Dann kam die Nachricht, dass eine Familienzusammenführung nicht mehr möglich war: da ich gerade 18 geworden und damit volljährig war, konnte Mama mich nicht einfach nach Berlin nachholen. Für mich mussten wir andere Wege gehen … Das Problem war nur, dass es für Syrer ohne Visum oder Geld quasi keine legale Möglichkeit gab, aus Syrien auszureisen. Also mussten wir irgendwie Geld zusammenkratzen, um Schmuggler zu bezahlen. Der Schmuggler, der meine Mutter und Tarek nach Deutschland gebracht hatte, war später auch für meine Route zuständig.

Von welchen Zeiträumen sprechen wir?

Mama und Tarek verließen Syrien im März 2015 und kamen Mai 2015 nach Berlin. Ich startete am 09.09.2015 und war am 02.10.2015 in Berlin. Papa und Hiba kamen ein Jahr später, am 09.09.2016, zu uns.

Was waren die Stationen deines Weges?

Von Homs reiste ich, zusammen mit Hassan, einem 10 Jahre älteren Cousin, der auf mich achten sollte, mit dem Bus nach Tartus, von Tartus weiter nach Beirut. In Beirut bestiegen wir ein Flugzeug, das uns nach Izmir brachte. Dort wurden Hassan und ich getrennt, weil wir auf verschiedene Busse aufgeteilt wurden. In denen fuhren wir bis an die Küste, nach Marmaris. Dort ging das Schauspiel los: mit einer Gruppe von Flüchtlingen bestieg ich ein Boot. Es war eine richtige Yacht. Wir zahlten 4.800€ pro Person, damit die Schmuggler uns nach Rhodos übersetzten.

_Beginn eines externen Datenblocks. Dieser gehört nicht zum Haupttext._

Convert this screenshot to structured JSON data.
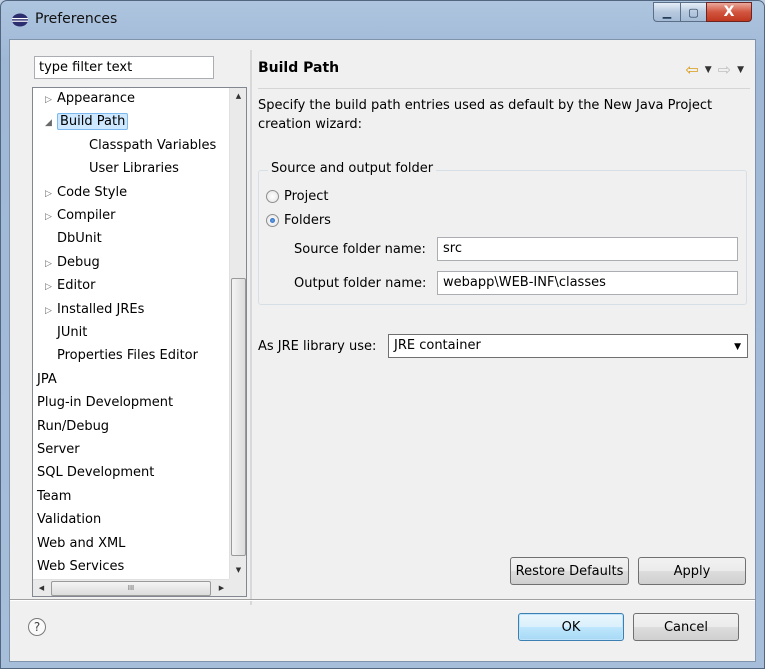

Die Yacht fuhr die nächsten paar Stunden verschiedene Stationen an, ganz so, als wären wir Touristen, die sich von Hafen zu Hafen fahren ließen. Eigentlich war es bis Rhodos nur eine Wegstrecke von einer halben Stunde, aber so wirkte es echter. In Rhodos mussten wir einige Tage in einem Camp bleiben. Das war ein ehemaliger Schlachthof. Es war nicht gut in dem Lager … sie haben uns z.B. die Handys verboten, ich konnte es nur heimlich nachts unter der Decke benutzen, um ein bisschen mit meinem Bruder zu texten … Ich war so fertig mit der Welt! Ich war so tief traurig und wütend und wollte nur schlafen. „Wegschlafen“ wollte ich alles. In dem Lager bekamen wir irgendein Schriftstück, ein Stück Papier als „Aufenthaltsgenehmigung“. Nach ein paar Tagen im Camp fuhren wir mit einer Fähre in knapp 20h nach Athen, wo wir einen Bus bestiegen, der uns bis an die mazedonische Grenze brachte. Dort wurden wir wie Tiere in Waggons gestopft: pro Person kriegten die Schmuggler 5€. Ich weiß nicht genau, wo es war, als wir schließlich irgendwann rausgeworfen wurden. Jedenfalls mussten wir von dort aus laufen, Richtung Serbien. Irgendeiner wusste, in welche Richtung man gehen musste. Von Serbien weiter nach Kroatien, Ungarn, bis nach Österreich. Das dauerte insgesamt drei Tage. In Kroatien waren die Leute ganz lieb und super organisiert, haben uns streckenweise mit Zügen fahren lassen, in denen es sogar Abteile extra für Frauen und Kinder gab. Das ist mir in Erinnerung geblieben.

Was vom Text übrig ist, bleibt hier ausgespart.